Is a sector carbon deal the best choice?



The sectors with largest carbon emissions should jointly agree on a global sectoral system that integrates carbon and trade.
The Cancun Summit will be a one more step on the road to establishing a workable framework for reducing global carbon emissions. But, a global climate deal focused on economy-wide carbon emissions targets seems to be insufficient.
Following last month’s midterm elections, it’s quite certain that the US will be unable to subscribe to any legally binding commitment at the UN negotiations over the next couple of years. But, also public and sovereign debt will inhibit Europe's leadership, and Japan will be hard-headed in replacing the existing Kyoto framework with one that encompasses all major carbon emitters. While, emerging markets will be keen to perpetuate the current regulatory structure while avoiding any measures that inhibit their ability to grow or that result in foreign accountability of their carbon emissions performance.
However, a patchwork of carbon regulations will continue to develop in the absence of a global climate agreement. The two largest examples are the EU's Emissions Trading Scheme (ETS), and the Western Climate Initiative's cap-and trade scheme for seven western U.S. states that is due to start in 2012. Other carbon controls are in the pipeline in countries such as Japan, South Korea, China, Mexico and Australia.
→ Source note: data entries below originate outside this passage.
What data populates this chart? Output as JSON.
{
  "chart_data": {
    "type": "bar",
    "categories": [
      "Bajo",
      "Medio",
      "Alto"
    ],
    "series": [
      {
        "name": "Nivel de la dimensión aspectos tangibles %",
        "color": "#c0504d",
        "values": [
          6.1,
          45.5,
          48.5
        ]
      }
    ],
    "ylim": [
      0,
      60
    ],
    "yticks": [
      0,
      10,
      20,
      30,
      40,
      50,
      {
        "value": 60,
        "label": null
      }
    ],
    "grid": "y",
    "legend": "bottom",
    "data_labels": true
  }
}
Conscious of the dilemma, the Mexican government has worked to escalate the role of businesses in the policy-making process. What can we expect from business at COP16 and beyond? It's time that policymakers gave a more prominent role to businesses by formalizing and institutionalizing their participation in climate policy negotiations.
Steel and cement industries alone account for some 15% of global emissions
Just five industrial sectors account for 20% of global carbon emissions and these sectors are concentrated in a small number of countries. Steel and cement industries alone account for some 15% of global emissions, and they could reduce their carbon emissions by 35% from 2000 levels by 2030 by using technology available today. Those reductions would be equivalent to the entire annual carbon emissions of the Japanese economy.
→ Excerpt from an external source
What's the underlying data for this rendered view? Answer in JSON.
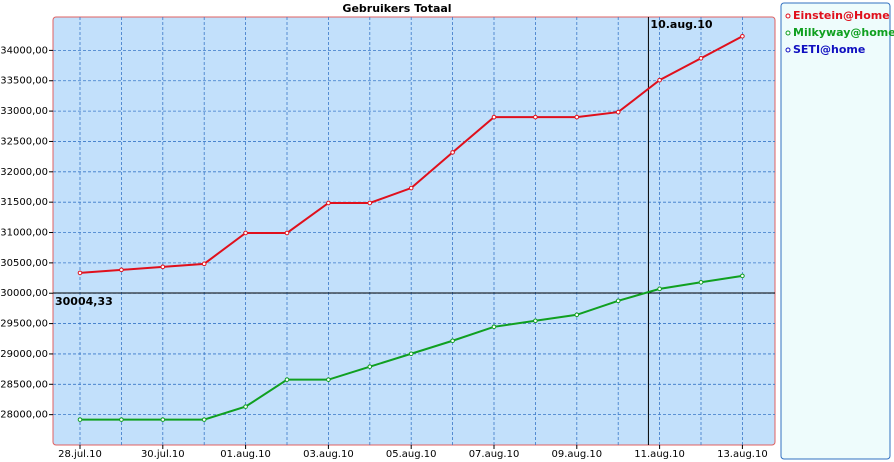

This does not necessarily mean that sector carbon deals are an alternative to a global climate deal in Cancun. A binding and ambitious global climate deal is of course the optimal outcome. The question is how to allow these sectors to agree to carbon emissions reductions globally without putting their particular countries at a competitive disadvantage. This should not be about imposing rules on others, but rather about jointly agreeing on a global sectoral system that integrates carbon and trade.
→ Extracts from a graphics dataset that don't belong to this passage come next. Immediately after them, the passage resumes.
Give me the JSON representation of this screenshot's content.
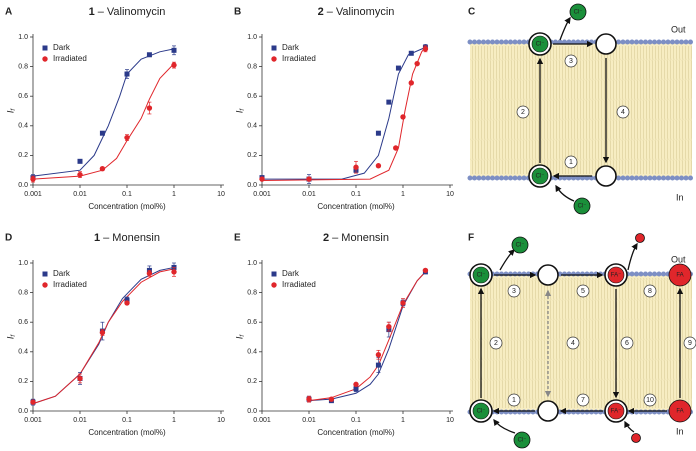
{
  "chart_data": [
    {
      "type": "scatter",
      "panel": "A",
      "compound": "1",
      "title": "– Valinomycin",
      "xlabel": "Concentration (mol%)",
      "ylabel": "I",
      "ylabel_subscript": "f",
      "xscale": "log",
      "xlim": [
        0.001,
        10
      ],
      "xticks": [
        0.001,
        0.01,
        0.1,
        1,
        10
      ],
      "ylim": [
        0,
        1
      ],
      "yticks": [
        {
          "value": 0,
          "label": "0.0"
        },
        0.2,
        0.4,
        0.6,
        0.8,
        {
          "value": 1,
          "label": "1.0"
        }
      ],
      "legend": "upper left",
      "series": [
        {
          "name": "Dark",
          "color": "#2b3a8a",
          "marker": "square",
          "x": [
            0.001,
            0.01,
            0.03,
            0.1,
            0.3,
            1
          ],
          "values": [
            0.05,
            0.16,
            0.35,
            0.75,
            0.88,
            0.91
          ],
          "errors": [
            0.02,
            0.01,
            0.01,
            0.03,
            0.01,
            0.03
          ]
        },
        {
          "name": "Irradiated",
          "color": "#e0262b",
          "marker": "circle",
          "x": [
            0.001,
            0.01,
            0.03,
            0.1,
            0.3,
            1
          ],
          "values": [
            0.04,
            0.07,
            0.11,
            0.32,
            0.52,
            0.81
          ],
          "errors": [
            0.02,
            0.02,
            0.01,
            0.02,
            0.04,
            0.02
          ]
        }
      ],
      "fits": [
        {
          "color": "#2b3a8a",
          "x": [
            0.001,
            0.01,
            0.02,
            0.04,
            0.07,
            0.1,
            0.2,
            0.5,
            1
          ],
          "values": [
            0.06,
            0.1,
            0.2,
            0.4,
            0.6,
            0.75,
            0.85,
            0.9,
            0.92
          ]
        },
        {
          "color": "#e0262b",
          "x": [
            0.001,
            0.01,
            0.03,
            0.06,
            0.1,
            0.2,
            0.3,
            0.5,
            1
          ],
          "values": [
            0.04,
            0.06,
            0.1,
            0.18,
            0.3,
            0.45,
            0.58,
            0.72,
            0.82
          ]
        }
      ]
    },
    {
      "type": "scatter",
      "panel": "B",
      "compound": "2",
      "title": "– Valinomycin",
      "xlabel": "Concentration (mol%)",
      "ylabel": "I",
      "ylabel_subscript": "f",
      "xscale": "log",
      "xlim": [
        0.001,
        10
      ],
      "xticks": [
        0.001,
        0.01,
        0.1,
        1,
        10
      ],
      "ylim": [
        0,
        1
      ],
      "yticks": [
        {
          "value": 0,
          "label": "0.0"
        },
        0.2,
        0.4,
        0.6,
        0.8,
        {
          "value": 1,
          "label": "1.0"
        }
      ],
      "legend": "upper left",
      "series": [
        {
          "name": "Dark",
          "color": "#2b3a8a",
          "marker": "square",
          "x": [
            0.001,
            0.01,
            0.1,
            0.3,
            0.5,
            0.8,
            1.5,
            3
          ],
          "values": [
            0.05,
            0.04,
            0.1,
            0.35,
            0.56,
            0.79,
            0.89,
            0.93
          ],
          "errors": [
            0.01,
            0.03,
            0.02,
            0.01,
            0.01,
            0.01,
            0.01,
            0.02
          ]
        },
        {
          "name": "Irradiated",
          "color": "#e0262b",
          "marker": "circle",
          "x": [
            0.001,
            0.01,
            0.1,
            0.3,
            0.7,
            1,
            1.5,
            2,
            3
          ],
          "values": [
            0.04,
            0.04,
            0.12,
            0.13,
            0.25,
            0.46,
            0.69,
            0.82,
            0.92
          ],
          "errors": [
            0.01,
            0.01,
            0.04,
            0.01,
            0.01,
            0.01,
            0.01,
            0.01,
            0.02
          ]
        }
      ],
      "fits": [
        {
          "color": "#2b3a8a",
          "x": [
            0.001,
            0.05,
            0.15,
            0.3,
            0.5,
            0.8,
            1.3,
            3
          ],
          "values": [
            0.04,
            0.04,
            0.08,
            0.2,
            0.45,
            0.75,
            0.88,
            0.93
          ]
        },
        {
          "color": "#e0262b",
          "x": [
            0.001,
            0.2,
            0.5,
            0.8,
            1.1,
            1.6,
            2.5,
            3
          ],
          "values": [
            0.03,
            0.04,
            0.1,
            0.25,
            0.5,
            0.75,
            0.9,
            0.93
          ]
        }
      ]
    },
    {
      "type": "scatter",
      "panel": "D",
      "compound": "1",
      "title": "– Monensin",
      "xlabel": "Concentration (mol%)",
      "ylabel": "I",
      "ylabel_subscript": "f",
      "xscale": "log",
      "xlim": [
        0.001,
        10
      ],
      "xticks": [
        0.001,
        0.01,
        0.1,
        1,
        10
      ],
      "ylim": [
        0,
        1
      ],
      "yticks": [
        {
          "value": 0,
          "label": "0.0"
        },
        0.2,
        0.4,
        0.6,
        0.8,
        {
          "value": 1,
          "label": "1.0"
        }
      ],
      "legend": "upper left",
      "series": [
        {
          "name": "Dark",
          "color": "#2b3a8a",
          "marker": "square",
          "x": [
            0.001,
            0.01,
            0.03,
            0.1,
            0.3,
            1
          ],
          "values": [
            0.06,
            0.22,
            0.54,
            0.75,
            0.95,
            0.97
          ],
          "errors": [
            0.02,
            0.04,
            0.06,
            0.02,
            0.03,
            0.03
          ]
        },
        {
          "name": "Irradiated",
          "color": "#e0262b",
          "marker": "circle",
          "x": [
            0.001,
            0.01,
            0.03,
            0.1,
            0.3,
            1
          ],
          "values": [
            0.06,
            0.22,
            0.53,
            0.73,
            0.93,
            0.94
          ],
          "errors": [
            0.01,
            0.03,
            0.02,
            0.01,
            0.02,
            0.03
          ]
        }
      ],
      "fits": [
        {
          "color": "#2b3a8a",
          "x": [
            0.001,
            0.003,
            0.01,
            0.025,
            0.04,
            0.08,
            0.2,
            0.5,
            1
          ],
          "values": [
            0.05,
            0.1,
            0.25,
            0.45,
            0.6,
            0.76,
            0.89,
            0.95,
            0.97
          ]
        },
        {
          "color": "#e0262b",
          "x": [
            0.001,
            0.003,
            0.01,
            0.025,
            0.04,
            0.08,
            0.2,
            0.5,
            1
          ],
          "values": [
            0.05,
            0.1,
            0.25,
            0.46,
            0.6,
            0.74,
            0.87,
            0.94,
            0.96
          ]
        }
      ]
    },
    {
      "type": "scatter",
      "panel": "E",
      "compound": "2",
      "title": "– Monensin",
      "xlabel": "Concentration (mol%)",
      "ylabel": "I",
      "ylabel_subscript": "f",
      "xscale": "log",
      "xlim": [
        0.001,
        10
      ],
      "xticks": [
        0.001,
        0.01,
        0.1,
        1,
        10
      ],
      "ylim": [
        0,
        1
      ],
      "yticks": [
        {
          "value": 0,
          "label": "0.0"
        },
        0.2,
        0.4,
        0.6,
        0.8,
        {
          "value": 1,
          "label": "1.0"
        }
      ],
      "legend": "upper left",
      "series": [
        {
          "name": "Dark",
          "color": "#2b3a8a",
          "marker": "square",
          "x": [
            0.01,
            0.03,
            0.1,
            0.3,
            0.5,
            1,
            3
          ],
          "values": [
            0.08,
            0.07,
            0.15,
            0.31,
            0.55,
            0.73,
            0.94
          ],
          "errors": [
            0.02,
            0.01,
            0.02,
            0.05,
            0.05,
            0.02,
            0.01
          ]
        },
        {
          "name": "Irradiated",
          "color": "#e0262b",
          "marker": "circle",
          "x": [
            0.01,
            0.03,
            0.1,
            0.3,
            0.5,
            1,
            3
          ],
          "values": [
            0.08,
            0.08,
            0.18,
            0.38,
            0.57,
            0.73,
            0.95
          ],
          "errors": [
            0.02,
            0.01,
            0.01,
            0.03,
            0.03,
            0.03,
            0.01
          ]
        }
      ],
      "fits": [
        {
          "color": "#2b3a8a",
          "x": [
            0.01,
            0.03,
            0.1,
            0.2,
            0.3,
            0.5,
            1,
            2,
            3
          ],
          "values": [
            0.07,
            0.08,
            0.12,
            0.18,
            0.25,
            0.42,
            0.71,
            0.88,
            0.94
          ]
        },
        {
          "color": "#e0262b",
          "x": [
            0.01,
            0.03,
            0.1,
            0.2,
            0.3,
            0.5,
            1,
            2,
            3
          ],
          "values": [
            0.07,
            0.09,
            0.15,
            0.23,
            0.31,
            0.48,
            0.72,
            0.88,
            0.94
          ]
        }
      ]
    }
  ],
  "diagrams": [
    {
      "letter": "C",
      "out": "Out",
      "in": "In",
      "ions": [
        "Cl⁻",
        "Cl⁻",
        "Cl⁻",
        "Cl⁻"
      ],
      "steps": [
        "1",
        "2",
        "3",
        "4"
      ]
    },
    {
      "letter": "F",
      "out": "Out",
      "in": "In",
      "ions": [
        "Cl⁻",
        "Cl⁻",
        "FA⁻",
        "FA",
        "Cl⁻",
        "Cl⁻",
        "FA⁻",
        "FA"
      ],
      "steps": [
        "1",
        "2",
        "3",
        "4",
        "5",
        "6",
        "7",
        "8",
        "9",
        "10"
      ]
    }
  ]
}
Innovative systems that combine performance incentives (such as Japan's Top Runner program) with border adjustment measures could be an effective first step. Using carbon emissions performance-based benchmarks, free allowances or rebates could be used for exporters, and combined with border adjustments such as tariffs, taxes or allowance purchase requirements for imports. Technology diffusion and funding for R&D in breakthrough technologies should also play a role.
The key principle is that if we were to go down the route of sector-based policies, trade and carbon issues could be brought together. They are, of course, only one of the ways to deal with the implications from multiple and disconnected carbon policies. But, given the unlikely outcome of any global deal, now is the time for the private sector to step forward and take the initiative.